Symposium “Plants in Health and Culture”


Poster abstracts

Tri J. Raharjo1,2, Ivy Widjaja3,  Sittiruk Roytrakul2, Robert Verpoorte2

1 Department of Chemistry Gadjah Mada University, Yogyakarta, Indonesia

2 Division of Pharmacognosy, Institute of Biology, Leiden University, Gorlaeus Laboratories, PO Box 9502, 2300 RA Leiden, The Netherlands

3 Current address: Genome Institute of Singapore, 1 Science Park Road, #05-01,The Capricorn, Singapore Science Park II, Singapore 117528

 

Proteome analysis for studying cannabinoid biosynthesis in Cannabis sativa L.
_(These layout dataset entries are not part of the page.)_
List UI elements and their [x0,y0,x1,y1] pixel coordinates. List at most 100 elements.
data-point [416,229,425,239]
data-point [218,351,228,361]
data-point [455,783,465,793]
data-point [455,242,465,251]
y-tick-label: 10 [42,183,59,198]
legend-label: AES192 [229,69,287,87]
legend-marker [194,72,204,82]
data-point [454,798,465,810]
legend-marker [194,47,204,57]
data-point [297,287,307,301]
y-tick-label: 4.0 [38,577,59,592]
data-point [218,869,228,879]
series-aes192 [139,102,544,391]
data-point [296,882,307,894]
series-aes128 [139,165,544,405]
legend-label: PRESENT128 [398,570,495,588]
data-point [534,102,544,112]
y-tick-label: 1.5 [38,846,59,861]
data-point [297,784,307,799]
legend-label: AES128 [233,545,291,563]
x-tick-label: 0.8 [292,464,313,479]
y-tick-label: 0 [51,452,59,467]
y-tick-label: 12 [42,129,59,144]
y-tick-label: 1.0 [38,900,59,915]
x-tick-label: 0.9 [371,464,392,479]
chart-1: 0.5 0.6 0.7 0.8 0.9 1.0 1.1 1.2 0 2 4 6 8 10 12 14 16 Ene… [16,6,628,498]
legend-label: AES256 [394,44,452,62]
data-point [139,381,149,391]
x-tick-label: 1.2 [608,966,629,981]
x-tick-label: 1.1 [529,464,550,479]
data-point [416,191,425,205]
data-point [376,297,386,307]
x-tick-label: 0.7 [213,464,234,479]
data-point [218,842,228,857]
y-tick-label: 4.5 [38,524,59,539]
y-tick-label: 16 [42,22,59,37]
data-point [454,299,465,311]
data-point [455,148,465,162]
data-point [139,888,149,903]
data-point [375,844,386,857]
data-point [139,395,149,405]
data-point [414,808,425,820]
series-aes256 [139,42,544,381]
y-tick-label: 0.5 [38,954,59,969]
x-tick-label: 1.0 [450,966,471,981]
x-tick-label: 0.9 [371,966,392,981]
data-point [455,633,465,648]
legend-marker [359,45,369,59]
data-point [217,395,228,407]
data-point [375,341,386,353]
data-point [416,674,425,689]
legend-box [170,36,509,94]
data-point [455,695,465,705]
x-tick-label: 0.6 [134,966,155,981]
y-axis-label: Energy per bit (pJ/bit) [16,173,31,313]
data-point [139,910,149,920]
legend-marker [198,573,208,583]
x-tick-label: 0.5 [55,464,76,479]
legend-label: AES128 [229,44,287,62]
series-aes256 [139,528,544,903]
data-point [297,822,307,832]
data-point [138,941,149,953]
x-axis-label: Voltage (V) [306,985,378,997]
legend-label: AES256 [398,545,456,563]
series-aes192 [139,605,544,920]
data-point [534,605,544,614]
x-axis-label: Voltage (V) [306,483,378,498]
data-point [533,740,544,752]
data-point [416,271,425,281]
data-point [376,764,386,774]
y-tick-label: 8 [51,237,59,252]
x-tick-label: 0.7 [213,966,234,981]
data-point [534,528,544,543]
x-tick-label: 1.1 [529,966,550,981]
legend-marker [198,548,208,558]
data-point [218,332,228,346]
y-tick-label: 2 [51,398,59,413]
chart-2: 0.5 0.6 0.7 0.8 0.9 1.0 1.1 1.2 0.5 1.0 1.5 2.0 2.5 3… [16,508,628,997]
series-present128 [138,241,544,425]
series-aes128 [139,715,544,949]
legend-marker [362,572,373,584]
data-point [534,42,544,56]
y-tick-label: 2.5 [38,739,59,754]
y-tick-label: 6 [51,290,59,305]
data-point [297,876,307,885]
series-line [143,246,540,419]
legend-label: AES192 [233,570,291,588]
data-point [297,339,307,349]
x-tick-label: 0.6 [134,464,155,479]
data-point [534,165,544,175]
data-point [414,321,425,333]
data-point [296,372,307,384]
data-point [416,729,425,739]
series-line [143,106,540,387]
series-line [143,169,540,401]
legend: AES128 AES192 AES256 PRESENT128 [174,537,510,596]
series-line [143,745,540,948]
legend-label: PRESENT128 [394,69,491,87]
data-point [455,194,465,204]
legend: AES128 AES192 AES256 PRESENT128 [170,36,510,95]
Cannabinoids are accumulated in the flowering tops of Cannabis sativa, especially in the glands. Accumulation of these metabolites is probably due to tissue specific expression of genes encoding enzymes involved in the biosynthesis. Proteome analysis (proteomics) could be used as a tool to find these genes by comparison of proteins expressed in low abundance cannabinoid tissue (leaves) with flowers. Proteins extracted from leaves and flowers of Cannabis sativa were separated using two-dimensional (2D) gel electrophoresis. Over 800 protein spots were reproducibly resolved in the 2D gels from leaves and flowers. The patterns of the two gels were different and little correlation among the proteins could be observed. Some proteins that were only expressed in flowers were chosen for identification by MALDI-TOF mass spectrometry and peptide mass fingerprint database searching. Comparison also has been made of flower proteome and gland proteome. Only less then half of the proteins expressed in flowers are also expressed in glands. Some selected gland protein spots were identified. Western blotting was employed to identify a polyketide synthase (PKS), an enzyme believed to be involved in cannabinoid biosynthesis, resulting in detection of a single protein. However, lack of data on proteins as well as genes from Cannabis sativa in the available databases seriously hampered the identification of the selected and analyzed proteins.